From the very first note, the very first shot, all the way through to the end, There Will Be Blood is a breath-taking, dark, witty, funny, horrible, emotional piece of art that will stay with me for the rest of my days. I have a lot of favorite movies, but within that realm there are a certain few whose perverse mixture of the horror and the comedy of life, exemplified by stand out, iconic performances make them actual facets of my personality. Jack Nicholson in Stanley Kubrick's The Shining or Dennis Hopper in David Lynch's Blue Velvet spring immediately to mind. Their violence, sarcasm and beligerence is motivating in that it not only shows you how bad a person can be, but also motivates the impressive tales that contain them to leap off the screen and make you jump, flinch, laugh and hollor along - the inherent 'fun' in being able to be so unbelievably evil just by invoking the character through the quoting of iconic lines or acting along with the characters. Well, everything I'm trying to bestow to you above, Daniel Day-Lewis has it in this film. Hopper's role in BV is argueably a lesser part of the film in that he is not the main character (although I my self would argue he is the main character to some degree; he certainly drives lot of what transpires even if he does not have as much screen time as Kyle MacLachlan) but Day-Lewis' role as Daniel Plainview reminds me so much of Nicholson's Jack Torrance in that since seeing it I find myself wanting to run around holloring any number of memorable lines at the top of my lungs.

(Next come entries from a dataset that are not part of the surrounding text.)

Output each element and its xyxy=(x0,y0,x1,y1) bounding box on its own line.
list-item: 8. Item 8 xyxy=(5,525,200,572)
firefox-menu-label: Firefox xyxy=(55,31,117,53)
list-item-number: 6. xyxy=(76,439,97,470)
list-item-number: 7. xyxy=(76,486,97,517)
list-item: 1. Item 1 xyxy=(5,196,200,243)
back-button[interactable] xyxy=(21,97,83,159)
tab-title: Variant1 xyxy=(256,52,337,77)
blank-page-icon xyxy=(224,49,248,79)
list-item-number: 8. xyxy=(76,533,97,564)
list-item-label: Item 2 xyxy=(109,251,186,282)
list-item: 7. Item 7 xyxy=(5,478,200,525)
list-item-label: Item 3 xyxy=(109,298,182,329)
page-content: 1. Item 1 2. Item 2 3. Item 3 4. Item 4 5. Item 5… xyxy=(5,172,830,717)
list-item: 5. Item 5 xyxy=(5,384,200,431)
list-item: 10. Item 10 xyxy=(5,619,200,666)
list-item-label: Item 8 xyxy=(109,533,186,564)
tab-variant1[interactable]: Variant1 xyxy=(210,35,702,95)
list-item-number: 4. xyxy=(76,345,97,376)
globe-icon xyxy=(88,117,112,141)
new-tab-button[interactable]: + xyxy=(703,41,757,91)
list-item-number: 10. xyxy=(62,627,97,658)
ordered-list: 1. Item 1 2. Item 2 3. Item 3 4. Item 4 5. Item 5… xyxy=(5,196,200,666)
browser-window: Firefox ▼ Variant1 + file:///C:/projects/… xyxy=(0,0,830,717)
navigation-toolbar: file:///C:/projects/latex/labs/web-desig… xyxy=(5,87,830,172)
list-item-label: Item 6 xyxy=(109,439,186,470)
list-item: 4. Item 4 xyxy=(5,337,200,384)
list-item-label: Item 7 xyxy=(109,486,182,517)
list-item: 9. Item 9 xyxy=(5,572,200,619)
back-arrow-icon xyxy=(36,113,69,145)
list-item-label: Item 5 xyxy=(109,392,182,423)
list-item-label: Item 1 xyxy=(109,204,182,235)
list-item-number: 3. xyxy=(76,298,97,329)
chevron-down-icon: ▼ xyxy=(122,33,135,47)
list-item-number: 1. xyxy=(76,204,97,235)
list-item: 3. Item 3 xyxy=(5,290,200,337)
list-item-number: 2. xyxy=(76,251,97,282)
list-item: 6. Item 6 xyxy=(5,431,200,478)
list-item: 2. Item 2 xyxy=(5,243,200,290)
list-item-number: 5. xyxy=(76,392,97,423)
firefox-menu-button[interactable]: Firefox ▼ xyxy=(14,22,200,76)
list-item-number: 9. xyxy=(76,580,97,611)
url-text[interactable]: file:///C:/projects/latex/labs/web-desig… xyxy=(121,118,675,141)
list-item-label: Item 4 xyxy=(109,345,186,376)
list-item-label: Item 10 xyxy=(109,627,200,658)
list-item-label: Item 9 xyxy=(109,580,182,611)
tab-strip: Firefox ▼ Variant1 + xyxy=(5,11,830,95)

Now, TWBB also reminded me of another favorite from this past year, Joel and Ethan Coen's No Country For Old Men. So much quiet. So many big, open spaces where there was no movie on screen but a window into the characters' lives. Sara put it best, and I'll paraphrase her here, but after TWBB she said really like both these films for the fact that they were not so much conventional stories, with set-up, conflict introduced, exposition and finally climax and resolution, but more like recordings of real life. I liken them to using the camera not so much to tell a story the way most filmmakers or filmgoers think of a story, but more as an unnatural observer that watches a cadre of people's lives from point A to point B and then ends. TWBB is definitely that, and I would argue that the problem many people have with NCFOM is that it takes a tale that should have a resolution and everything else and twists and tweaks it so that it does not have them.

My picks for 2007:

Best Film: No Country For Old Men (TWBB a very close 2nd and the one I think will actually win the award)
Best Actor: Daniel Day-Lewis
Best Actress: Not sure.
Best Supporting Actor: Javier Bardem
Best Director: P.T. Anderson
Best Score: Johnny Greenwood for There Will Be Blood
Best 

Biggest piece of shit: Probably Transformers. I know there was tons worse (there's never any shortage of shit on the movie screen) but this, ah, even though I enjoyed myself profusely watching it, it was just bad. Not that it could have been anything else really, but my god, that scene with the autobots leaning backwards over neighboring houses trying to keep out of sight of the kid's parents? John Tuturro in this horrible role? NOOO!!! I'm going to rewatch Miller's Crossing soon to try and renew my faith in the guy.

I'll trail off here because I haven't given the rest that much thought.